Para actuar frente a semejantes variables los enfoques han sido opuestos de acuerdo a la interpretación del complejo momento de ebullición social territorial: sectores políticos tradicionales se han planteado reconstruir la economía y las instituciones, mediante un proceso de reactivación que implicaría renovar acuerdos de cúpulas a partir de nuevas agendas productivas y de funcionamiento del Estado, desde una perspectiva bastante restringida respecto a las demandas colectivas; las expresiones progresistas consideran que ha sido el momento de instalar una agenda de gobierno centrada en la escucha de los reclamos históricos de las poblaciones, para volverlos reformas sociales y oportunidades hacia el país precarizado.
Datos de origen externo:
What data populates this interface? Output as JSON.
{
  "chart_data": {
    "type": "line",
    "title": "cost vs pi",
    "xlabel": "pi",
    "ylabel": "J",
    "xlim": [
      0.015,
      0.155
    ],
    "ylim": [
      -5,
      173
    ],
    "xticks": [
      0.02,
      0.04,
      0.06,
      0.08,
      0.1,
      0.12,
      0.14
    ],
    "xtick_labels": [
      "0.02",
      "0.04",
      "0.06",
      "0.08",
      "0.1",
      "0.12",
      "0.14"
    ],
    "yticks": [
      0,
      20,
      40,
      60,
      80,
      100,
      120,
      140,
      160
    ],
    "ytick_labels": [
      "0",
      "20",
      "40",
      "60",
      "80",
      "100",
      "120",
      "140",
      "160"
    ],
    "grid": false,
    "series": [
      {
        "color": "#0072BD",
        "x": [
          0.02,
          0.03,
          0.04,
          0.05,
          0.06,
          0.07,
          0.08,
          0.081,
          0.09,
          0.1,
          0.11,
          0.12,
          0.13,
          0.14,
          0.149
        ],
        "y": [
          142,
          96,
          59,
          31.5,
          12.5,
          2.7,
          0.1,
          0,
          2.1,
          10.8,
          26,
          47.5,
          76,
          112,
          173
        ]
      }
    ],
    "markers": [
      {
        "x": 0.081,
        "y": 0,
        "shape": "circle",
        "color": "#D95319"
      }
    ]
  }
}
Caben aquí más cuestionamientos: ¿qué es lo que se está reactivando en Colombia?, ¿se mantiene la vieja agenda con sus guerras y corrupciones?, ¿avanzamos en la agenda de transformaciones democráticas que integran sectores excluidos de los bienes comunes de la nación?
¿Aguanta una sociedad la coexistencia cruel entre la precarización de las mayorías y los privilegios para unos pocos?
En este momento se siente la tensión de esas rutas, pero el país no avanza ni hacia las necesarias y anheladas reformas sociales, ni hacia esa pulsión reconstructiva de una institucionalidad del siglo pasado que ya ha demostrado le queda estrecha a la diversidad nacional. Más allá de las consignas y de las posiciones ideológicas que inundan las redes y medios de comunicación, las preguntas que siguen latentes son: ¿aguanta una sociedad la coexistencia cruel entre la precarización de las mayorías y los privilegios para unos pocos?, ¿semejante desorden institucional hermanado con la corrupción en los diversos niveles territoriales, podrá permitir implementar alguna reforma particular?, ¿serán capaces la clase política y gremial, los liderazgos sociales y los agentes de las guerras y violencias actuales, de pulsar los ritmos y demandas colectivas, más allá de los intereses y espacios que cada cual ocupa para que encontremos salidas?, ¿vamos acaso a nuevos y más enconados choques políticos?
Se necesita hacer balances en el camino para afrontar un escenario complejo con más creatividad y consistencia pública, lejos de las viejas componendas de espaldas a las mayorías; pero especialmente requerimos mayor consideración por los bienes comunes y por una democracia eficaz frente a los desequilibrios de poder y a las mayúsculas desigualdades que crecen en medio de estos mares embravecidos que son la Colombia de hoy.